“Ana! Sam!” Sarit’s voice was high and wild. Then she squeaked. “Oh. Oh no, I’m so sorry. I forgot. I can go away.”

  I scrambled off of Sam’s lap, smoothing my clothes as my face ached with a blush. Sam pulled his knees to his chest and shifted uncomfortably.

  “Oh, you guys.” Sarit covered her face. “I’m so sorry. I can’t believe I—Yeah. I’m going away.”

  “It’s fine,” Sam said, his tone clear that this was not fine. His clothes were crooked and his skin flushed. “Just tell us what’s going on.”

  Sarit bit her lip, glancing between us.

  “There are so many things I could say right now.” Stef appeared behind Sarit, wearing an expression of awkward amusement. “I hope you both understand what a great effort it is for me to withhold comments.”

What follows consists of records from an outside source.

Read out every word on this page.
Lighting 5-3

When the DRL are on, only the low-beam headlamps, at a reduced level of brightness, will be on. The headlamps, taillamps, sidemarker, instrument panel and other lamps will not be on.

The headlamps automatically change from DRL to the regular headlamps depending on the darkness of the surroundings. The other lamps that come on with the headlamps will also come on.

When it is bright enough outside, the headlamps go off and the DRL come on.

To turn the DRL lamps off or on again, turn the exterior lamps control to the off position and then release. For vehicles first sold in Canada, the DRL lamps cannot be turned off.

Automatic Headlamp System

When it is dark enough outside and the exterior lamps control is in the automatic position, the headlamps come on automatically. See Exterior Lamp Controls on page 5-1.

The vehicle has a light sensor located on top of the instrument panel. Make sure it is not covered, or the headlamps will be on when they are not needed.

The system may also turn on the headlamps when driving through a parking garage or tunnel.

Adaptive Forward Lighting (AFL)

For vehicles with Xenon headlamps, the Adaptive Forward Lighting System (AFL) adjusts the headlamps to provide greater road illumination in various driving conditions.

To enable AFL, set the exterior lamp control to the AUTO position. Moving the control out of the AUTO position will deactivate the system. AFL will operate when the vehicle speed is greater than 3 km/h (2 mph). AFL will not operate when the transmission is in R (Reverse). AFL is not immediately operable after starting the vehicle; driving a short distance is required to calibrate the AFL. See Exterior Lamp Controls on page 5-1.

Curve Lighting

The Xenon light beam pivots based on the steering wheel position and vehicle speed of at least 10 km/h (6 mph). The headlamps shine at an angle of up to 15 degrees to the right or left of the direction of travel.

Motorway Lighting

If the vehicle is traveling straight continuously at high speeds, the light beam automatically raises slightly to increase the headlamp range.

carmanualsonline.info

  “And we appreciate it.” Sam’s voice was tight.

  My heart thudded—not in the fun way—and every bit of me burned with embarrassment. So much for having the whole night alone. “Maybe you should just tell us whatever you burst in here to say.”

  Sarit and Stef sobered as they exchanged glances. “We found out what’s in the cage,” Sarit said.

  Sam looked up. I didn’t move.

  “It’s a phoenix.”

  27

  FLAMES

  THE SPRING EQUINOX dawned cloudless and bright, with the whole world holding its breath. Even the constant rumble of earthquakes paused, leaving everything strangely silent and muted for the hours Sam and I moved throughout the mill, discussing our plans again, touching the supplies we’d carry tonight.

  Using scraps she’d found in the nearby mills and factories, Stef had constructed gloves and boot covers that would help us scale the Councilhouse. She’d wanted to attempt making copies of the key, in case one of us was held back, but Sam wouldn’t let her take it apart in case it wouldn’t work again. Anyway, it seemed to me the key was imbued with magic, and despite all of Stef’s talents, she’d never be able to replicate that.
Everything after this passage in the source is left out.